Dean Jagger (November 17, 1903 - February 5, 1991) was an American film actor.
Born in Columbus Grove, Ohio, he dropped out of high school twice before graduating from Wabash College. Working first as a school teacher, he soon became interested in acting and enrolled at Chicago's Lyceum Art Conservatory, beginning his acting career by appearing in vaudeville and with touring stock companies in the 1920s.
Jagger made his film debut in The Woman from Hell (1929) with Mary Astor. He became a successful character actor, without becoming a major star, and appeared in almost 100 films in a career that lasted until shortly before his death.
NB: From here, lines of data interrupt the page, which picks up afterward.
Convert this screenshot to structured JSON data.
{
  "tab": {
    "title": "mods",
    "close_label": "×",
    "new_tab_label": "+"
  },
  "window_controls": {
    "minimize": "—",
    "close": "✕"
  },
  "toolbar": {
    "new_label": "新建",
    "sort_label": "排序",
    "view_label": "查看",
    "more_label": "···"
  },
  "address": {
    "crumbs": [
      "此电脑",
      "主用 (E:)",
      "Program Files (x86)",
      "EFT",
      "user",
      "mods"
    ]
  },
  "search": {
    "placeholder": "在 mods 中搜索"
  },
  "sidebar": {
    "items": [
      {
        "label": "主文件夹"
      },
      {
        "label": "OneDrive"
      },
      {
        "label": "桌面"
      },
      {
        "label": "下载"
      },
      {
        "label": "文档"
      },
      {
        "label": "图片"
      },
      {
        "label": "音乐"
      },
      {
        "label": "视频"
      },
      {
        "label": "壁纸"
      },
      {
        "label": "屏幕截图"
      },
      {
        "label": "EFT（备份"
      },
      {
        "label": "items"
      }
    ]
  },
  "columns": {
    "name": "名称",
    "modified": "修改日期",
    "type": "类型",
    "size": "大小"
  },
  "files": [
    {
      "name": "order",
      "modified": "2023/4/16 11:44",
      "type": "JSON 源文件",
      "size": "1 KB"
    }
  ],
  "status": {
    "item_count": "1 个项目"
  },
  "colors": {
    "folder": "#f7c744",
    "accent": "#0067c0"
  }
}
He received an Academy Award for Best Supporting Actor for his role in Twelve O'Clock High (1949). Other notable film roles included the 1956 British science-fiction film X the Unknown, although there was controversy when he refused to work with director Joseph Losey on this film because Losey was on the Hollywood blacklist. Losey was removed from the project after a few days shooting and replaced with Les Norman.
Jagger also achieved success in the television series Mr. Novak, winning Emmy Award nominations for his role, in 1964 and 1965.
Jagger actually spoke with a pronounced lisp in real life. This speech characteristic however disappeared when he was in front of the camera.
He died from heart disease in Santa Monica, California.
Dean Jagger has a star on the Hollywood Walk of Fame for his contribution to motion pictures, at 1725 Vine Street.